Rio De Janeiro, Brazil – In advance of Secretary of State Hillary Clinton’s arrival in Rio tomorrow, the US Government released a fact sheet showing how the various arms of the Obama administration are supporting the UN Secretary General’s Sustainable Energy For All initiative (SE4All). In total, the United States is providing $2 billion in the form of grants, loans and loan guarantees for programs to advance the adoption of clean energy solutions in developing countries.
Here are just a few examples of what the USA is up to:
USAID/DCA: USAID has a unique loan guarantee program called the Development Credit Authority that provides partial credit guarantees on a project or portfolio basis with local banks, municipal authorities, or private companies. DCA guarantees support USAID’s development priorities across all sectors including energy, and some specific mechanisms/windows for clean energy have been established. In 2011, DCA completed 37 transactions in 21 countries, which will result in $197 million in private capital for local loans. The leveraging impact of these guarantees on local lending was 16 to 1 in FY11.
Treasury: The U.S. Department of Treasury is the lead USG agency in the provision of clean energy finance to multilateral climate and clean energy funds including the Clean Technology Fund and the Program for Scaling Up Renewable Energy in Low Income Countries. The U.S. contribution to these funds in FY11 was approximately $195 million for clean energy activities. In addition, approximately $23.4 million of the Treasury FY2011 GEF contribution went toward clean energy activities.
Sustainable Energy for All was launched by Ban Ki Moon this year with three goals: achieve universal access to modern energy by 2030; double the rate of improvement in energy efficient by 2030; and double the share of renewable energy in the global energy mix by 2030.
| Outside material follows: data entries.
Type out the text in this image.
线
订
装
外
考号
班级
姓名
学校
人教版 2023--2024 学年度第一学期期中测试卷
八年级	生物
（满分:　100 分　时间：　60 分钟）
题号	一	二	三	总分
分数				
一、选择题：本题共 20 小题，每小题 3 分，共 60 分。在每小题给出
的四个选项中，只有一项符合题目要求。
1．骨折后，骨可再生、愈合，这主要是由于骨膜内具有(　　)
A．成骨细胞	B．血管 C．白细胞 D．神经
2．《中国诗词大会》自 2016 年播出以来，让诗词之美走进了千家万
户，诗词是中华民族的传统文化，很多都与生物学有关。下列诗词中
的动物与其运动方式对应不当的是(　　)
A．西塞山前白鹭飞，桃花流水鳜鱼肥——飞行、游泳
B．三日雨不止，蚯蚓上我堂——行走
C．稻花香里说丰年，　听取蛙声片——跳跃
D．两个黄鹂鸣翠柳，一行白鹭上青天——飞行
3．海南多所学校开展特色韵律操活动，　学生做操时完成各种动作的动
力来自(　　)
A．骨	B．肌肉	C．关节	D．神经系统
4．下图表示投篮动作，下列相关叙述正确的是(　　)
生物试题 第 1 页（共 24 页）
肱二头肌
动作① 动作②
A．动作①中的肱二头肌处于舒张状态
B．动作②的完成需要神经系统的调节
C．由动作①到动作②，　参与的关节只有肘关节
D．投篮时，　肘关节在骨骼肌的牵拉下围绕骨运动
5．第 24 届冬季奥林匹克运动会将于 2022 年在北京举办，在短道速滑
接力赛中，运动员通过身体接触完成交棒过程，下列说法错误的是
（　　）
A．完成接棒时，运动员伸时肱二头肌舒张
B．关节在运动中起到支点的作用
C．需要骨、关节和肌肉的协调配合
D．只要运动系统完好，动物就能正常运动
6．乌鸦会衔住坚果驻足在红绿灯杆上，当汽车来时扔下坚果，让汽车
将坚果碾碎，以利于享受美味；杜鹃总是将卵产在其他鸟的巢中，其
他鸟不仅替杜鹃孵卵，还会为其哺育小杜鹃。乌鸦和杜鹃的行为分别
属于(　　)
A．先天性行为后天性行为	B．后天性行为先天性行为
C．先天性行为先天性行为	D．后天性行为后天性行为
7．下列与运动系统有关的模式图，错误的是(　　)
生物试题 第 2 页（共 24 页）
These objectives are key discussion points here at Rio–particularly in the side events. Energy, after all, is key to development. But if developing countries use carbon heavy sources of energy to power their growth, we are doomed as a planet. So, the Secretary General set these targets as a way to bring governments, NGOs and the private sector around a concrete set of goals.
It is particularly welcoming to the see the United States endorse SE4All. As Ban Ki Moon likes to say, “You can’t have development without energy, and you can’t have sustainable development without sustainable energy.” The fact that the State Department released this fact sheet under the SE4All rubric on the eve of Secretary Clinton’s arrival in Rio is a pretty strong demonstration of support for the Secretary General’s initiative.
In the end, these kinds of political and financial commitments to Sustainable Energy For All are the big takeaways of this conference. And when a public embrace comes from the world’s largest economy it is all the more significant.